Last week The New York Times wrote about Lawrence and Claire Yurdin, whose policy indicated they had coverage of $150,000 a year for hospital care. Excluded from the coverage, though, was nearly all of the heart treatment the husband received at a Texas hospital.

Late last year, the story noted, they were forced to file for bankruptcy as their medical debt approached $200,000.

Harvard law professor Elizabeth Warren, who has analyzed medical bankruptcies, issued a sound warning when she told the Times: “Underinsurance is the great hidden risk of the American health care system. People do not realize they are one diagnosis away from financial collapse.”

With that in mind, Congress should require health insurance companies to do a more thorough job of explaining the financial limitations of their policies to consumers. That is particularly important in the case of limited-benefit plans, which is what the Yurdins had.

Many people unwittingly put their trust in insurance companies, assuming their policies will cover major health problems.

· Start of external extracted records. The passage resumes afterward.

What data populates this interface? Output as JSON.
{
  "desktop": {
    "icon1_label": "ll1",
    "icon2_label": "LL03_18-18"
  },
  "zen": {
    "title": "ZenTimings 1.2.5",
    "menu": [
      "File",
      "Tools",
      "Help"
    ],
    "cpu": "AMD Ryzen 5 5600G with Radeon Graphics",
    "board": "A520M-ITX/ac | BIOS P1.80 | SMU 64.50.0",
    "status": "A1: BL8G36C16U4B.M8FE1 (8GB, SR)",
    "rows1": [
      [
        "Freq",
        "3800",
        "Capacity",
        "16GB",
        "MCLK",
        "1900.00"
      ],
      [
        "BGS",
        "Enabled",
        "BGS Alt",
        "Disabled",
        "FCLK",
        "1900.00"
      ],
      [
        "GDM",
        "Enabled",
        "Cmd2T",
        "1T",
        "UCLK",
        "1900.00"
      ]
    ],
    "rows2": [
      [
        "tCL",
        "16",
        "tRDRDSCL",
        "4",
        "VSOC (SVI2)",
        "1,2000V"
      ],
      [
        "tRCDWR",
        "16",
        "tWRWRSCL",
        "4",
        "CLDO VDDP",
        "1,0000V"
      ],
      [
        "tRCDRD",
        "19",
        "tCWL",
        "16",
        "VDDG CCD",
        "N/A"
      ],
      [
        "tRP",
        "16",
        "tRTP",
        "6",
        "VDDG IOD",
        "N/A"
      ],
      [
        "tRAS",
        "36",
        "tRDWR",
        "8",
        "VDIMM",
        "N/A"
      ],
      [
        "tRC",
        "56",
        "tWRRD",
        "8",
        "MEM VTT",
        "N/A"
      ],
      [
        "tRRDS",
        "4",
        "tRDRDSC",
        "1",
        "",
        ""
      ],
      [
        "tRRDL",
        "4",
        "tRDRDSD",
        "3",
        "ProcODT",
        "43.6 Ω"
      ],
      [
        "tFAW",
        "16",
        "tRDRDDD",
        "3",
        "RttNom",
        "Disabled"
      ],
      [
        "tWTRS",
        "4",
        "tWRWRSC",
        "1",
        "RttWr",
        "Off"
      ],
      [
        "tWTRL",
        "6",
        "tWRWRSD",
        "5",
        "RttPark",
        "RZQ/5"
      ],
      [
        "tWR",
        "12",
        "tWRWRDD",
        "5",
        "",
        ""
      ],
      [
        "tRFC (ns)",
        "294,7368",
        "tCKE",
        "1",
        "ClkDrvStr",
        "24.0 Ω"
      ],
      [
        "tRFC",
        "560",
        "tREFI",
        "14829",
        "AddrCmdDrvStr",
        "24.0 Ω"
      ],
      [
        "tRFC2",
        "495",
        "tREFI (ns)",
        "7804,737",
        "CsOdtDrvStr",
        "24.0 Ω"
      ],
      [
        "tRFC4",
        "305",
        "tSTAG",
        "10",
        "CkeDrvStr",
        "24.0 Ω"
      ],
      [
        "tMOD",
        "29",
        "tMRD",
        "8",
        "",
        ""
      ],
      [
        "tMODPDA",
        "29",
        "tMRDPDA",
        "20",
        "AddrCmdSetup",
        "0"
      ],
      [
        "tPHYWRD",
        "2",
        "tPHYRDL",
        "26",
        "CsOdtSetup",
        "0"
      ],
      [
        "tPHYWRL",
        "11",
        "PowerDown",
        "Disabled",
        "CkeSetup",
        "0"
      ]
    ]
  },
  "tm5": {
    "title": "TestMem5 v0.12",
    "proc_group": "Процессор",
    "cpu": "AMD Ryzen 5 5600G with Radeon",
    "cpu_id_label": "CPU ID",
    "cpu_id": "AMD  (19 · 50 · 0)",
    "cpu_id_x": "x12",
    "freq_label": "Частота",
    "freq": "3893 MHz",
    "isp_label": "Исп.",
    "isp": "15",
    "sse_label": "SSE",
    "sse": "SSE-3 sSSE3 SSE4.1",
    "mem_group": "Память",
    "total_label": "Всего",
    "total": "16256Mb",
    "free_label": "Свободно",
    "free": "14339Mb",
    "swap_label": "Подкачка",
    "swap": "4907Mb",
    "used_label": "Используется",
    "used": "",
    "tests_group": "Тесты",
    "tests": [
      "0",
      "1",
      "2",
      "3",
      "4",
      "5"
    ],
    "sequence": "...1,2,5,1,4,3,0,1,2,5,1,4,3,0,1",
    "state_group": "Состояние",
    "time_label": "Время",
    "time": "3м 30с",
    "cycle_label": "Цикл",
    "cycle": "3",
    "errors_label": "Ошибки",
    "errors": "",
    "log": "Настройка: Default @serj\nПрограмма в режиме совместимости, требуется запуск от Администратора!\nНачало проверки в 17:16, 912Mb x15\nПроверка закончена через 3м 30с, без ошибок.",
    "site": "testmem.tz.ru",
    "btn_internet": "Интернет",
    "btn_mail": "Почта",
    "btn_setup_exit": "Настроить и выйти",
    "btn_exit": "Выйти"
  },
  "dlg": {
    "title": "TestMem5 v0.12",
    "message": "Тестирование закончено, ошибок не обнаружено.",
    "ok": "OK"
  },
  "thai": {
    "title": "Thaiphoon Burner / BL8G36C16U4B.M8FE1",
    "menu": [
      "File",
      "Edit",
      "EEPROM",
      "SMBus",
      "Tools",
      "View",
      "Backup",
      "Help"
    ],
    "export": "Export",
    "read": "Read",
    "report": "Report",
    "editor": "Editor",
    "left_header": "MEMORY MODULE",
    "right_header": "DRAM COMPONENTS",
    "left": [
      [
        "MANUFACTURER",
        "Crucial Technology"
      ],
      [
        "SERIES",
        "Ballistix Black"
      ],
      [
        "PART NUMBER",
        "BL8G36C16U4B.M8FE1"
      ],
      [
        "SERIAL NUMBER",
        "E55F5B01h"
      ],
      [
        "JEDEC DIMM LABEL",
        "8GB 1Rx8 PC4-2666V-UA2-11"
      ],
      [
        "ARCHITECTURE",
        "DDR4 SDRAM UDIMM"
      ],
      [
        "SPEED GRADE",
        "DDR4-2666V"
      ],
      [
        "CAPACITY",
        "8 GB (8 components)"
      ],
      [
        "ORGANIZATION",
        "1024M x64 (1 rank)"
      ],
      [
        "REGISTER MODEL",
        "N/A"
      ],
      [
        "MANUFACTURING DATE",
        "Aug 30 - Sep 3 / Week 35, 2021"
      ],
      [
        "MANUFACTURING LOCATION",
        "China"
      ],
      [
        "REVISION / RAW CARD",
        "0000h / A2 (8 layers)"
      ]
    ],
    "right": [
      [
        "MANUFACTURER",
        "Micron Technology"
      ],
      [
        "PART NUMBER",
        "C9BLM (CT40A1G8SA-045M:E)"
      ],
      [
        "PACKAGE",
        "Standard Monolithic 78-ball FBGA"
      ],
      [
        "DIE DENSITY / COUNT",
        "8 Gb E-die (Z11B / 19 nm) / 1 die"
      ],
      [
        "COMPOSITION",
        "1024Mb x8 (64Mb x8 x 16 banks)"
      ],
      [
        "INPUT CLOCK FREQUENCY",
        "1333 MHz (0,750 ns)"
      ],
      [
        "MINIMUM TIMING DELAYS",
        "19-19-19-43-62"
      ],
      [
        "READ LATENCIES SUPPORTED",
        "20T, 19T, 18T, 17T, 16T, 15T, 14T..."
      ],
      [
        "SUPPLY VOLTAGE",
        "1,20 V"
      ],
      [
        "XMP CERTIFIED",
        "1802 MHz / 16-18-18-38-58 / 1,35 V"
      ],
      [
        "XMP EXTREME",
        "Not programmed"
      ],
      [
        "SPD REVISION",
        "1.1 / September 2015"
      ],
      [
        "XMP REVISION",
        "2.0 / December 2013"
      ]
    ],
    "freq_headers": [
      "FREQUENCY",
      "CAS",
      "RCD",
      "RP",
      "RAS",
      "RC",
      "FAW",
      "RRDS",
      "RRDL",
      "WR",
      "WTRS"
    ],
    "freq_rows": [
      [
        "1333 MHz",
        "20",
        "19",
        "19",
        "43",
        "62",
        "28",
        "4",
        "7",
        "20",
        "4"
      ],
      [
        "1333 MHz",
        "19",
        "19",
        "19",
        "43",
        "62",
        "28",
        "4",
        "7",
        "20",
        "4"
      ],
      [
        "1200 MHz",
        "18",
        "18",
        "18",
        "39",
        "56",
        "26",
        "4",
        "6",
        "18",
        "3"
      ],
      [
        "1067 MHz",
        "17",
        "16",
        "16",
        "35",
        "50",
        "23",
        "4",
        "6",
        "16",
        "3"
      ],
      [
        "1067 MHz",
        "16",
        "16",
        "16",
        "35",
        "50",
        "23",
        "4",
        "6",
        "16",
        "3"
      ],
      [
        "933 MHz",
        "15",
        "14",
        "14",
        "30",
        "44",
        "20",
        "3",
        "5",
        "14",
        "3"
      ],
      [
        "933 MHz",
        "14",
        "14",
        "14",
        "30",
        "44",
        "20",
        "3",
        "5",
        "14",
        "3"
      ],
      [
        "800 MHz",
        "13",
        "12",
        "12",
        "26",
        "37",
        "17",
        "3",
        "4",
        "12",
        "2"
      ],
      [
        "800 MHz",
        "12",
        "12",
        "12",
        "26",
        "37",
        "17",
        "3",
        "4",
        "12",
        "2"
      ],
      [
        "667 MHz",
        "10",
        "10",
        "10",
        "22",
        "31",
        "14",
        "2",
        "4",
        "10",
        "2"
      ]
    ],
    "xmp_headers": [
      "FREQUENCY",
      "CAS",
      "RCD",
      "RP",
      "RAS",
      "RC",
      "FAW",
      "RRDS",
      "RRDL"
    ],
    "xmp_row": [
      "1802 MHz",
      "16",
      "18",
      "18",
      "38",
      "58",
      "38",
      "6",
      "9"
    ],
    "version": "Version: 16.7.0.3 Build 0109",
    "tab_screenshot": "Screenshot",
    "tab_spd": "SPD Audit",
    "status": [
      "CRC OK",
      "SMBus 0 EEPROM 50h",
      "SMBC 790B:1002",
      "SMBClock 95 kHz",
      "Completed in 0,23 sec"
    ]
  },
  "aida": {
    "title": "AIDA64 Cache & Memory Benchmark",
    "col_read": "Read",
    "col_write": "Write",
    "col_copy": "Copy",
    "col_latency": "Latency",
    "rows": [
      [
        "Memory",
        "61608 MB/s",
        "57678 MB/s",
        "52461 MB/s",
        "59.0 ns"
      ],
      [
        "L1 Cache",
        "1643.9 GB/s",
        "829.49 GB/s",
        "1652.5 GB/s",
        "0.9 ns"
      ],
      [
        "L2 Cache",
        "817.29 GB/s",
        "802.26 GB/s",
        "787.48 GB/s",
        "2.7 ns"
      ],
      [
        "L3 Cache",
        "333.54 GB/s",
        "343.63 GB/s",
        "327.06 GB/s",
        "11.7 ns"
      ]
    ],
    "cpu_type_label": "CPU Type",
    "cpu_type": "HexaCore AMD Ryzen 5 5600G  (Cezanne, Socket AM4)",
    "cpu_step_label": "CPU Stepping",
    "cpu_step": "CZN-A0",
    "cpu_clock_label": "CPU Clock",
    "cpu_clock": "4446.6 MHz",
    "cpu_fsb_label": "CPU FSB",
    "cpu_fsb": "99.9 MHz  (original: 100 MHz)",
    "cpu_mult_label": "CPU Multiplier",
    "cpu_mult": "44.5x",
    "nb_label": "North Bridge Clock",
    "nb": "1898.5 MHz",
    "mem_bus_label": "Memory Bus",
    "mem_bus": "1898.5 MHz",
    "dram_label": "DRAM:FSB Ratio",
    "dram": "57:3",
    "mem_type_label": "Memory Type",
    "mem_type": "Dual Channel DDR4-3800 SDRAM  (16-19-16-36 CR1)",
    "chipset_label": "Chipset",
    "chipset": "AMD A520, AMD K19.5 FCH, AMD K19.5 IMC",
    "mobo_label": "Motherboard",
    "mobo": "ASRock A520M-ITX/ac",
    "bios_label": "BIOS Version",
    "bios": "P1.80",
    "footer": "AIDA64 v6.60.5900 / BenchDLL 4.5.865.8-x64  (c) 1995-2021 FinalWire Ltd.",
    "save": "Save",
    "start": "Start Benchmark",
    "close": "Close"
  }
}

Too often, though, consumers receive the shocking news that their policies have more gaps than they realized.

Insurers should be more forthcoming in written material about the amount of money a policyholder can expect to pay out of his own pocket should he need a specific surgery or other form of medical treatment. This would give consumers clearer information about what is not covered in a policy, which would enable them to do a better job of financial planning.

Ultimately, Congress should find a way to replace limited-benefit plans with more comprehensive policies that would better protect consumers from the prospect of slipping into medical bankruptcy.